L’apporto positivo che il Regolamento dà
all’interno della normativa per l’immissione in
commercio è una maggiore e specifica attenzione alla
sicurezza alimentare di questi prodotti. Viene,
tra le altre informazioni, specificatamente richiesta
un’analisi, supportata da dati scientifici adeguati, che
provi la sostanziale equivalenza delle caratteristiche
dell’alimento rispetto a quelle dell’alimento
tradizionale, “tenuto conto dei limiti accettati e delle
variazioni naturali di tali caratteristiche” (art. 5
comma 3.f).
E’ opportuno ricordare che, se pur modificato attraverso
l’abrogazione di alcuni articoli, il Regolamento n. 258/97
relativo a “Nuovi prodotti e nuovi ingredienti
alimentari”, è tuttora in vigore. In particolare,
la procedura di notifica sugli alimenti geneticamente modificati
basata sul principio di equivalenza sostanziale è stata
abbandonata, preferendo il nuovo approccio del Regolamento n.

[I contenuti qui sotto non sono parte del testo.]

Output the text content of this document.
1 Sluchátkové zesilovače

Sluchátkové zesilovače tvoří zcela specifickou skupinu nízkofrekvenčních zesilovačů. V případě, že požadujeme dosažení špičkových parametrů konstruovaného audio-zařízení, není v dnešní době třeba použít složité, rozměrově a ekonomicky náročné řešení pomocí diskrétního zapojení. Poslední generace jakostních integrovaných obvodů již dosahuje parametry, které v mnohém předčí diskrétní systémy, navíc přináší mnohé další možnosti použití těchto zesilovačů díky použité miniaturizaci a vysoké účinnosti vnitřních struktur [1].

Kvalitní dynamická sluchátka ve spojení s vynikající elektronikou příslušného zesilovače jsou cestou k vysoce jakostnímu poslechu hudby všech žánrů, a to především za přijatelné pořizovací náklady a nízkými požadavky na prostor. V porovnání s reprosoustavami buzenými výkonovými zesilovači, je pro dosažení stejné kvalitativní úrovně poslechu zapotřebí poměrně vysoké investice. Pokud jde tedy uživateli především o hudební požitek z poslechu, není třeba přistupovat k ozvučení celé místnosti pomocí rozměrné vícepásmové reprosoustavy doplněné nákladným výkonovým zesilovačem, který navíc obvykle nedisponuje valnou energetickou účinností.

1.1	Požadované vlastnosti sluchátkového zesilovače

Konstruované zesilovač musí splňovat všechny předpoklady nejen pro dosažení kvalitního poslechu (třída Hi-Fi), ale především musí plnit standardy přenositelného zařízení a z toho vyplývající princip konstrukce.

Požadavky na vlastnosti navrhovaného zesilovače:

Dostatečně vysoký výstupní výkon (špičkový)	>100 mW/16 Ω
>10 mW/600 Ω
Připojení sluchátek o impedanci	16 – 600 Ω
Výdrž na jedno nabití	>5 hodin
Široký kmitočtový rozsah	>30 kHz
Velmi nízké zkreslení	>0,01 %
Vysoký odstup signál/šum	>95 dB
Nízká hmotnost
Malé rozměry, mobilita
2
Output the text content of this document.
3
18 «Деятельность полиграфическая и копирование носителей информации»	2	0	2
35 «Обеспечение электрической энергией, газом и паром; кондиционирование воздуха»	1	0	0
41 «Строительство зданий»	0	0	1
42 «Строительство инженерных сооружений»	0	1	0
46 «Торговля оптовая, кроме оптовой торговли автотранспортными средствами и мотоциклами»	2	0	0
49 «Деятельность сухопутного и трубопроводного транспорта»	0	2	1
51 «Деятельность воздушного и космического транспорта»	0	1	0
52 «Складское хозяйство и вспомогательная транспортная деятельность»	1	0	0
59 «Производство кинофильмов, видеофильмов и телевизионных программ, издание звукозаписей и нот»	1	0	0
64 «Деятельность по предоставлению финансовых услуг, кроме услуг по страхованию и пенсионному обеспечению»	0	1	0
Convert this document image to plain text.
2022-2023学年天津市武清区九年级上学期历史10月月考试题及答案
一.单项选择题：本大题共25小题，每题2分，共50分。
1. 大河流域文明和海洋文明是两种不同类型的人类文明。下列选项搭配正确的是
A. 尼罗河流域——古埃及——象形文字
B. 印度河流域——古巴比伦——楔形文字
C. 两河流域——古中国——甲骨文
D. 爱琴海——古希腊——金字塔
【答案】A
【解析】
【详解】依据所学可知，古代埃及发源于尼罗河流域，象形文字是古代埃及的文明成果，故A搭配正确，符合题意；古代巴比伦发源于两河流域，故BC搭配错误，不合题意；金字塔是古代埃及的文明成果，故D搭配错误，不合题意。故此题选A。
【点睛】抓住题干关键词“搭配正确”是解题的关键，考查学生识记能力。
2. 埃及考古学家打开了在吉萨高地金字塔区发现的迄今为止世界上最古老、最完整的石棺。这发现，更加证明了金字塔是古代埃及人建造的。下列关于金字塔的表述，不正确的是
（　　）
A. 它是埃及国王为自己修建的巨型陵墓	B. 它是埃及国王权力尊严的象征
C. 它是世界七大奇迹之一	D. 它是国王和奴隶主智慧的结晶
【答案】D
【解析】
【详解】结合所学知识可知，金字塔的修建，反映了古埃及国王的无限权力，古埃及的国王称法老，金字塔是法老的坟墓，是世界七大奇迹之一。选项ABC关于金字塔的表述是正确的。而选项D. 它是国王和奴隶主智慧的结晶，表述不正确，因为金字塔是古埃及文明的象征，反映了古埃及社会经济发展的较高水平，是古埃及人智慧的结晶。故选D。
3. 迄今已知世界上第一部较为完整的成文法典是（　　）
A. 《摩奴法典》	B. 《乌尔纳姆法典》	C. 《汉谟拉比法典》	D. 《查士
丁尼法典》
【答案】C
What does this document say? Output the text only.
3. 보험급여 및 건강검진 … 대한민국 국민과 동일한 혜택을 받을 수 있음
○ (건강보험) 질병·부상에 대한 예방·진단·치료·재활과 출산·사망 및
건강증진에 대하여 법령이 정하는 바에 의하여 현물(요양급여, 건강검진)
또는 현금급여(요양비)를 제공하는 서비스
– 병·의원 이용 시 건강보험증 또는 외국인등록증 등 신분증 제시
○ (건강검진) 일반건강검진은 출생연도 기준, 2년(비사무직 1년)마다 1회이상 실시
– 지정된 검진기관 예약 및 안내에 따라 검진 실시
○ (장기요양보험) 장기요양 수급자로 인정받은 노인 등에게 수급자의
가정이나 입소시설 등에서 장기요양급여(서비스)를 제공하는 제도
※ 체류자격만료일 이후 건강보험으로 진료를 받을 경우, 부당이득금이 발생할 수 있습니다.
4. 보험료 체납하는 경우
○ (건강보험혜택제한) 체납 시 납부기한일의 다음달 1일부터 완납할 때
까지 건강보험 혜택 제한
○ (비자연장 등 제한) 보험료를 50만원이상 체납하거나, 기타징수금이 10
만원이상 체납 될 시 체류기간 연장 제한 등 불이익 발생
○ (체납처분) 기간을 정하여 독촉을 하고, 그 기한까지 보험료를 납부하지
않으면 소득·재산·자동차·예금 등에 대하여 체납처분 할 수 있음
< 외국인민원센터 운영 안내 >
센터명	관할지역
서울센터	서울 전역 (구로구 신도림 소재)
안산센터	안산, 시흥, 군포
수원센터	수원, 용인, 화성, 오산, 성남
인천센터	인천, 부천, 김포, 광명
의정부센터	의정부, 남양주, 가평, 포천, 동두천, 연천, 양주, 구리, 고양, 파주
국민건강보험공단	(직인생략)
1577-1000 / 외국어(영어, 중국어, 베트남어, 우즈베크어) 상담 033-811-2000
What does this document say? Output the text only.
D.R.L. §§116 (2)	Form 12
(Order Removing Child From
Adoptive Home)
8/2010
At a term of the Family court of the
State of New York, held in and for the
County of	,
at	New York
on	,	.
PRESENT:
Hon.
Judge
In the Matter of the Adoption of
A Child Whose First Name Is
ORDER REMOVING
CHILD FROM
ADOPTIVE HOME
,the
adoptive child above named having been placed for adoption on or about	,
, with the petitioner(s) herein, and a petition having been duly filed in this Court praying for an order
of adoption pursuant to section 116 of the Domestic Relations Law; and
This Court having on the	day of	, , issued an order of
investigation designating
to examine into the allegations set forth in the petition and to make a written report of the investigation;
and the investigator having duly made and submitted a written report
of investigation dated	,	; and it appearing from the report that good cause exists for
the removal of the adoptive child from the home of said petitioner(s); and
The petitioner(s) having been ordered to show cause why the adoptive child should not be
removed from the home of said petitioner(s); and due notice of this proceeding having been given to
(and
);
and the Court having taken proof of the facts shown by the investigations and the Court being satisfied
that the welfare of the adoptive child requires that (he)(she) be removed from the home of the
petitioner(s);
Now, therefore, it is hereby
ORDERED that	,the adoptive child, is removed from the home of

1829/2003 legato ad un processo di valutazione che garantisca
chiarezza, trasparenza e un contesto armonizzato ai fini
autorizzativi.
Per rendere più completo l’impianto normativo del
settore, la Commissione UE ha emanato nel 2003 la Raccomandazione
n. 2003/556/CE recante “Orientamenti per lo sviluppo di
strategie nazionali e migliori pratiche per garantire la
Coesistenza fra agricoltura convenzionale, agricoltura con metodo
biologico e colture geneticamente modificate”, e nel
2004 due regolamenti: il Reg. (CE) n. 65/2004 della Commissione che
“stabilisce un sistema per la determinazione e
l’assegnazione di indicatori unici per gli organismi
GM” e il Reg. (CE) n. 641/2004 della Commissione che
reca “norme attuative del Reg. (CE) 1829/2003 sulla
domanda di autorizzazione di nuovi alimenti e mangimi GM, la
notifica dei preesistenti e la presenza accidentale di materiale GM
oggetto di una valutazione favorevole del rischio”.